Kein Wunder also, dass die Emirate ihren Anspruch auf die Inseln in der Schifffahrtsstraße neu bekräftigen, nachdem der Iran bereits Ende Dezember 2011 damit gedroht hatte, die Durchfahrt zu blockieren, falls die vom Westen verhängten Sanktionen den für Iran überlebenswichtigen Ölexport zum Erliegen bringen sollten. Teheran unterstrich dies mit einem tagelangen See-Manöver. Im Gegenzug schickten Großbritannien, die USA und Frankreich eine Flotte von Kriegsschiffen, um die Ölroute zu schützen.
Ahmadinedschad kam vorbei
Im April bekam Abu Musa hohen Besuch: Irans Präsident Mahmud Ahmadinedschad sprach dort zu einer Menge braungebrannter Fischer, die begeistert iranische Fähnchen schwenkten. Die Visite blieb nicht ohne Folgen. Es sei „eine Verletzung der Souveränität der Vereinigten Arabischen Emirate“, erklärte Außenminister Abdullah Bin Sajid al-Nahajan. Saudi-Arabien, der mächtige Nachbar des kleinen Emirats, nannte die Geste eine „Rückschlag für eine friedliche Lösung“ des Gebietsstreits. Iran erklärte trocken, der Insel-Trip von Ahmadinedschad sei eine „interne Angelegenheit“.
Der Insel-Streit heizt die politische Spannungen im Persischen Golf weiter auf: Iran versucht im Windschatten des Arabischen Frühlings, seinen Einfluss in der Region auszubauen. Die arabischen Golfländer schrauben ihre Militärausgaben hoch: Saudi-Arabien und die Emirate haben Aufträge für neue Flugzeuge, Panzer und anderes Kriegsgerät in Höhe von 100 Milliarden US-Dollar unterschrieben. Amerika stationierte jüngst hochmoderne F22-Tarnkappenbomber auf der Al-Dhafra-Militärbasis in den Emiraten. Das Pentagon sprach von einem „ganz normalen Einsatz“. Irans Verteidigungsminister Ahmad Vahidi nannte die Stationierung „sinnlos“.
Scheich Sultan Bin Mohammed al-Qasimi aus dem Emirat versprach seinen Landsleuten prompt, ein Schiff zu bestellen, das zwischen den Inseln und den Emiraten verkehren soll. Emiratis hatten sich beschwert, dass es keine Möglichkeit gebe, nach Abu Musa zu gelangen.
Zudem ist der Konflikt auch Anlass für einen Namensstreit. Der Golf auf Google-Landkarten namenlos – sehr zum Ärger der Iraner.
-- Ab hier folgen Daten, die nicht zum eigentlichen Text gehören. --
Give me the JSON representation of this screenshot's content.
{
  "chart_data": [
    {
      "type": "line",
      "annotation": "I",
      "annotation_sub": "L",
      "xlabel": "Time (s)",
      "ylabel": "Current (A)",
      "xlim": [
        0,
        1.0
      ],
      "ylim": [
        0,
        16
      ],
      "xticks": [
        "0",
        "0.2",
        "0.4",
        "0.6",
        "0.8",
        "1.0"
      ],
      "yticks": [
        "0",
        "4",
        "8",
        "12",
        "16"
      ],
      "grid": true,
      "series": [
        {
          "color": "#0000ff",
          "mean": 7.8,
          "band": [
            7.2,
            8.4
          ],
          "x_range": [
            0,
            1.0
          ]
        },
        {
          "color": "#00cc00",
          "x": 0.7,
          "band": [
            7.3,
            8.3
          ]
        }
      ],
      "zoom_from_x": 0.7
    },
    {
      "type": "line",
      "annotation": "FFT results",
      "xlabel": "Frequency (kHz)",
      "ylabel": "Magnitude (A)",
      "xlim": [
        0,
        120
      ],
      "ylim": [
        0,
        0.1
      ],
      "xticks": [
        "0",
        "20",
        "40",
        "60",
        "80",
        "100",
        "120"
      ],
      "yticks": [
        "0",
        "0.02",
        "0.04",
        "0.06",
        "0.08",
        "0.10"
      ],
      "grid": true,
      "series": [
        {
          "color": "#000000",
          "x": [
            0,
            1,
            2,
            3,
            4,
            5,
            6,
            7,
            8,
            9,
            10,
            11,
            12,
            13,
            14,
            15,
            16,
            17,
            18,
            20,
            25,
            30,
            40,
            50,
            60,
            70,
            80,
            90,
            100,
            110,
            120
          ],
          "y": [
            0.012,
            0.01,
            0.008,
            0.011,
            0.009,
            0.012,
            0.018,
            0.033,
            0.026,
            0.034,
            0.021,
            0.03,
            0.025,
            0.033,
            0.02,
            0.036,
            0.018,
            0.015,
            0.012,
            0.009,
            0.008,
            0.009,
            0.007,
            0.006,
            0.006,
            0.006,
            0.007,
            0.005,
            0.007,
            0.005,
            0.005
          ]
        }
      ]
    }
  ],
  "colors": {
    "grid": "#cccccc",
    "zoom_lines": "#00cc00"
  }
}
Iran behauptet, Google habe die Bezeichnung „Persischer Golf“ kürzlich aufgegeben. Google hingegen erklärt, es habe stets die neutrale Namenlosigkeit gepflegt. Die Golfstaaten sprechen vom „Arabischen Golf“, wenn sie das Meer meinen. Das frühere Persien sieht darin eine Geschichtsklitterung. Der Golfkrieg der Worte geht weiter.